In the experiments, volunteers were asked to pick up marbles immersed in a bucket of water and deposit them in a second container.
Subjects with wrinkled fingers from extended immersion in water completed the task faster than their smooth-skinned counterparts, the researchers said.
Scientists had long assumed the wrinkles were just a result of skin swelling in water, but studies have show the wrinkling is a response controlled by the body's sympathetic nervous system.
"If wrinkled fingers were just the result of the skin swelling as it took up water, it could still have a function but it wouldn't need to," Newcastle researcher Tom Smulders told BBC News.

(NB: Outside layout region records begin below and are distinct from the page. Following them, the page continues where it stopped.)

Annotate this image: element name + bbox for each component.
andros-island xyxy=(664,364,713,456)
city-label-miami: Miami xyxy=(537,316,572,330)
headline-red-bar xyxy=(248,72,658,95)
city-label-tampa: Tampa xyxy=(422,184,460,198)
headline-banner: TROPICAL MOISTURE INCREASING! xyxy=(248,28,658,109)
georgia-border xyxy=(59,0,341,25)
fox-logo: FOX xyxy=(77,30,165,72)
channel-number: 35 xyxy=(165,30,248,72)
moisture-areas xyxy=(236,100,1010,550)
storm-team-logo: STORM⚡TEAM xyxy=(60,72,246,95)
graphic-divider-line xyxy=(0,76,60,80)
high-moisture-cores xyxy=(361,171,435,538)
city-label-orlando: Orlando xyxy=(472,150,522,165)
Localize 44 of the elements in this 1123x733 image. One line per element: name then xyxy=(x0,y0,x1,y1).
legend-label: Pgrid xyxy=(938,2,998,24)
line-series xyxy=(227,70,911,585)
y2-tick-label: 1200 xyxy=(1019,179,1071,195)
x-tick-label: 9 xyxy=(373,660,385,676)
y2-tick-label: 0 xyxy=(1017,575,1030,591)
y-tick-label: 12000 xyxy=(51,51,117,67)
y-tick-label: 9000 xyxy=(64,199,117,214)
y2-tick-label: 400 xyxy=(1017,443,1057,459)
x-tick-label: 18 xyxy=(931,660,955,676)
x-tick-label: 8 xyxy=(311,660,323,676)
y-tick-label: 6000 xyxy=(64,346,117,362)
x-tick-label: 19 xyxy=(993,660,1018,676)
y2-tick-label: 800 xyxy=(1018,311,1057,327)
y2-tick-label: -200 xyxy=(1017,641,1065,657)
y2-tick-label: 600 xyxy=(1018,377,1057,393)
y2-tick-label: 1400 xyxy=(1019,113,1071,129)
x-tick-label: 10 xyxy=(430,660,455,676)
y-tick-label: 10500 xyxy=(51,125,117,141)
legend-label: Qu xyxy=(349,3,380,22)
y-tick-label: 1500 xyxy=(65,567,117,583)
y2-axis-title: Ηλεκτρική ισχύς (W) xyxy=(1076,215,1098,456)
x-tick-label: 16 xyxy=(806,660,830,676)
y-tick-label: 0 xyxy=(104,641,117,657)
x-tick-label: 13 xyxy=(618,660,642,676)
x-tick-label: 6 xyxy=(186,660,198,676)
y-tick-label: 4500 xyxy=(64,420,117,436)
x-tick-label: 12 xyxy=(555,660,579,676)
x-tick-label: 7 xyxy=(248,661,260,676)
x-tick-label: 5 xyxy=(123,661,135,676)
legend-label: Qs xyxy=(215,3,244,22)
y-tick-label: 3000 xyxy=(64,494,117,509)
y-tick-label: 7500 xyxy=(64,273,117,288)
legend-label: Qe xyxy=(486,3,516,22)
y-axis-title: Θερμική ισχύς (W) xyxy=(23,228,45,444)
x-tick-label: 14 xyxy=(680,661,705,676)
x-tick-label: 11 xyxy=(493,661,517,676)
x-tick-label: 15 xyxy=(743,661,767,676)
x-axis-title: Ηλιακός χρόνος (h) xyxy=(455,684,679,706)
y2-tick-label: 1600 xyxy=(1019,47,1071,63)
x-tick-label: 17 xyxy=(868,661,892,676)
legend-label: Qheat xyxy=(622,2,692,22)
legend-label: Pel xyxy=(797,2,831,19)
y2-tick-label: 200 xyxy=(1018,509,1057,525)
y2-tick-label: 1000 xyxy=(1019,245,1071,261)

"Whereas, if the nervous system is actively controlling this behavior under some circumstances and not others, it seems less of a leap to assume there must be a function for it, and that evolution has selected it. And evolution wouldn't have selected it unless it conferred some sort of advantage."
The advantage of better-gripping fingers and feet would help our early ancestors as they foraged for food along lakeshores and by rivers, the researchers said.
"If it's in many, many primates then my guess is that the original function might have been locomotion through wet vegetation or wet trees," Smulders said.
"Whereas, if it's just in humans that we see this then we might consider something much more specific, such as foraging in and along rivers and the like."